With a boosted car (super or turbocharger) I would be very hesitant to use a lower octane fuel. An engine can disintegrate quickly if the driver is not astute enough to notice the warning signs.
Aircraft engines are a different deal. The compression ratios on those engines are very low compared to automotive engines and Avgas still has lead in it. They are more similar to my 1944 Harley flathead at 5.5 to 1 C.R. Some go a few points higher and some WWII various Wasp radials used water/methanol injection while even later jet aircraft such as the KC -135 and B-52 also used water injection. At an airshow here some years ago a low flying B-52 poured the coals to it during a low speed/low altitude flyby and hit the water injection. Quite a sight to see.
Even the WWII era German FW-190 used water/methanol injection and picked up about 400 horsepower during those need it right now or else moments.
Aircraft IC engines also by necessity need to operate at lower RPMs; ergo, the use of gear reduction on the props. If the prop tip speed starts getting near the speed of sound bad things begin to happen as far as noise, efficiency, and fractures of critical parts.
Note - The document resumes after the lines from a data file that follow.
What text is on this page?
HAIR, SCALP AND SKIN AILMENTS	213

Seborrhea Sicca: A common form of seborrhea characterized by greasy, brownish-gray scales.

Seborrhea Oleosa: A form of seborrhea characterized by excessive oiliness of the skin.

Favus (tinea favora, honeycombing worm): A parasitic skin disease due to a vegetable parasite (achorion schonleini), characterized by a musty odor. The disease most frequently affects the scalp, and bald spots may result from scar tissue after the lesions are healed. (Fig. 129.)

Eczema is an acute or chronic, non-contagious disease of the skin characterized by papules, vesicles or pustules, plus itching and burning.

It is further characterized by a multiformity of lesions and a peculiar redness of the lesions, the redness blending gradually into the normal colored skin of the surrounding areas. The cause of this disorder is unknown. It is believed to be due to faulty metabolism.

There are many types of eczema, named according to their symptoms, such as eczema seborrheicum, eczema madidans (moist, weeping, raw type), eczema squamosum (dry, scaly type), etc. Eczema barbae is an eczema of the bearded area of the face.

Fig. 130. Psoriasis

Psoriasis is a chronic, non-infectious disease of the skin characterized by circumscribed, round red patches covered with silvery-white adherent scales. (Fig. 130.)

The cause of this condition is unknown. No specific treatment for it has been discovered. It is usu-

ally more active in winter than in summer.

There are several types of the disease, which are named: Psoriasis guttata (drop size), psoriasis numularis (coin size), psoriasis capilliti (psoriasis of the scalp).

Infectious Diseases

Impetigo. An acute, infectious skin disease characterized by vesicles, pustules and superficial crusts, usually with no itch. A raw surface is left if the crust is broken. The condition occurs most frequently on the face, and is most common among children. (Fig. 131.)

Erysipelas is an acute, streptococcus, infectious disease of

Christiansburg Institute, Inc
I was looking in the owners manual (OMG, what is that🤪), under fuel requirements Ford states engine damage related to use of 85 octane gas may void the warranty. Where 85 octane is sold, Ford does state to use 87 or higher rating.
How does that happen? There’s another sensor sensing if there’s a knock that the knock sensor is missing?
You read that wrong. We use premium, But it’s no big deal if it’s not used all the time. And if not using premium we know not to do hard acceleration.
My understanding is that lower octane in non-turbo cars works at high elevation because the maximum compression is reduced by the reduced air density. For a turbo car that’s not the case, its maximum compression is set by the turbo control system, which doesn’t reduce that at high elevations. So I would use the same octane in a turbo car, Dallas or Denver.
As @Mustangman mentioned, all this technology goes back to aviation. The Messerschmitt Bf-109 had both supercharging and direct injection in its Mercedes engine at the beginning of the war (1939). The direct injection gave them an advantage over the carbureted Spitfires initially in dogfights because the carbs didn’t work well in all maneuvers.
Supercharging goes back to 1923 in cars, Mercedes introduced it. I can’t find when it was first used in aircraft, but it was highly developed in the 1930s.
Harry Miller used supercharging extensively in his race cars in the 1930s. They also had DOHC and 4 valves/cylinder. Very advanced.